The cross-cutting team’s priorities rely on several hypotheses about what makes for good grantmaking decisions across GiveWell. We think:

  • Addressing cross-cutting questions may change our grantmaking. We think we’ve overlooked some important considerations in favor of research that more immediately affects grantmaking. Turning our attention to these questions may change our mind or reveal mistakes.[13]
  • External views and outside research can change our minds. We think more input from a range of experts will strengthen our analysis and help us identify oversights, and we should be on the lookout for ways to fund research that could test our conclusions.[14]
  • Transparency and legibility are essential to making good decisions. We think clearly explaining our reasoning exposes gaps and invites scrutiny. When our logic is hard to follow, that’s a red flag. We think it’s important to legibly explain both the rationale for specific grants and also broader aspects of our worldview.[15]
  • Consistency checks are valuable. Having teams specialize by program area may risk inconsistent decision-making across grantmaking areas.[16] We think systematic comparisons may surface discrepancies that we should investigate.

What are some questions we expect to share more about in the near future?

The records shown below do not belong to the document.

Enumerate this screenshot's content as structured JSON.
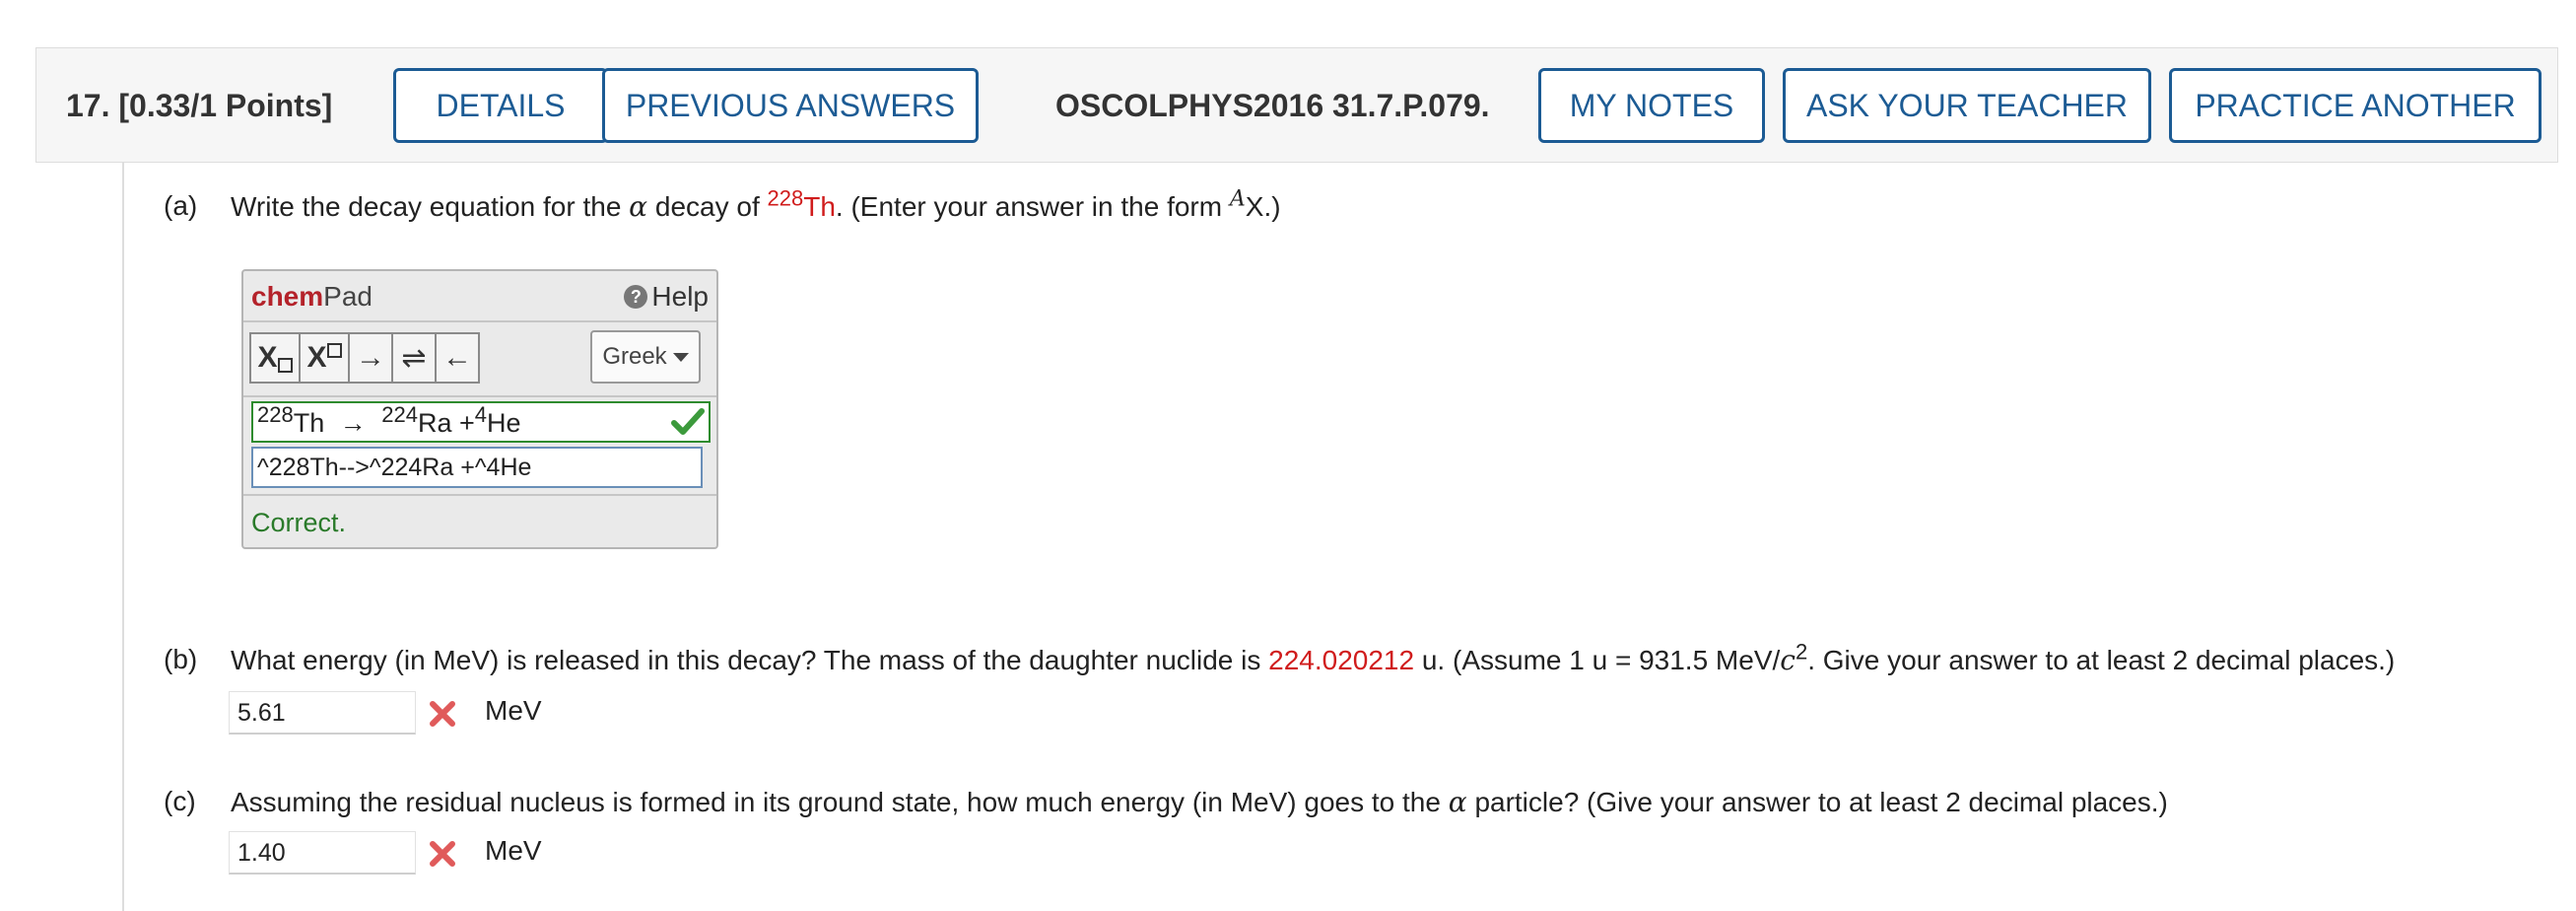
{
  "header": {
    "question_number": "17.",
    "points": "[0.33/1 Points]",
    "details_label": "DETAILS",
    "previous_answers_label": "PREVIOUS ANSWERS",
    "question_code": "OSCOLPHYS2016 31.7.P.079.",
    "my_notes_label": "MY NOTES",
    "ask_teacher_label": "ASK YOUR TEACHER",
    "practice_another_label": "PRACTICE ANOTHER"
  },
  "part_a": {
    "label": "(a)",
    "text_1": "Write the decay equation for the",
    "alpha": "α",
    "text_2": "decay of",
    "mass_number": "228",
    "element": "Th",
    "text_3": ". (Enter your answer in the form",
    "form_sup": "A",
    "form_symbol": "X",
    "text_4": ".)",
    "chempad": {
      "title_bold": "chem",
      "title_rest": "Pad",
      "help_label": "Help",
      "help_glyph": "?",
      "btn_subscript": "X",
      "btn_superscript": "X",
      "btn_arrow": "→",
      "btn_equilibrium": "⇌",
      "btn_back_arrow": "←",
      "greek_label": "Greek",
      "render": {
        "sup1": "228",
        "el1": "Th",
        "arrow": "→",
        "sup2": "224",
        "el2": "Ra +",
        "sup3": "4",
        "el3": "He"
      },
      "input_value": "^228Th-->^224Ra +^4He",
      "status": "Correct."
    }
  },
  "part_b": {
    "label": "(b)",
    "text_1": "What energy (in MeV) is released in this decay? The mass of the daughter nuclide is",
    "mass": "224.020212",
    "text_2": "u. (Assume 1 u = 931.5 MeV/",
    "c": "c",
    "c_sup": "2",
    "text_3": ". Give your answer to at least 2 decimal places.)",
    "answer": "5.61",
    "unit": "MeV"
  },
  "part_c": {
    "label": "(c)",
    "text_1": "Assuming the residual nucleus is formed in its ground state, how much energy (in MeV) goes to the",
    "alpha": "α",
    "text_2": "particle? (Give your answer to at least 2 decimal places.)",
    "answer": "1.40",
    "unit": "MeV"
  },
  "colors": {
    "accent": "#1c5b94",
    "highlight_red": "#d01c1c",
    "correct_green": "#2a7a2a",
    "wrong_red": "#e05a5a"
  }
}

We’re prioritizing work in the following areas:

  • “Lookbacks” that assess how well previous grants have gone. We’ll work with grantmaking teams to publish lookbacks on roughly $190 million in recent grants to programs for chlorination, vitamin A supplementation, and conditional cash transfers for vaccination. We also plan to publish lookbacks on how successful our approximately $120 million in technical assistance (TA)[17] grantmaking has been (in areas like syphilis screening and treatment for malnutrition).[18] These lookbacks will examine whether grants achieved their intended impact, whether TA addressed key implementation barriers, and whether our support increased intervention coverage.
  • Some long-standing questions on our research. This includes:
    • How should we deal with ongoing questions about the quality of disease and mortality burden data underlying our cost-effectiveness models?[19]
    • How should we model the effect of programs like seasonal malaria chemoprevention, nets, vitamin A supplementation, distribution of oral rehydration solution, and others when they’re delivered concurrently in the same area?
    • How should we compare the impact of programs that provide modern contraception to those that aim to increase income, reduce morbidity, and avert deaths?
    • How concerned should we be that the organizations we fund are diverting healthcare workers from the government?
    • How concerned should we be about insecticide-treated nets being used for fishing?

Plans for follow-up

We plan to report back in 2025 to share what we’ve done and what we’ve learned. We’d be eager to hear any feedback or questions in the meantime!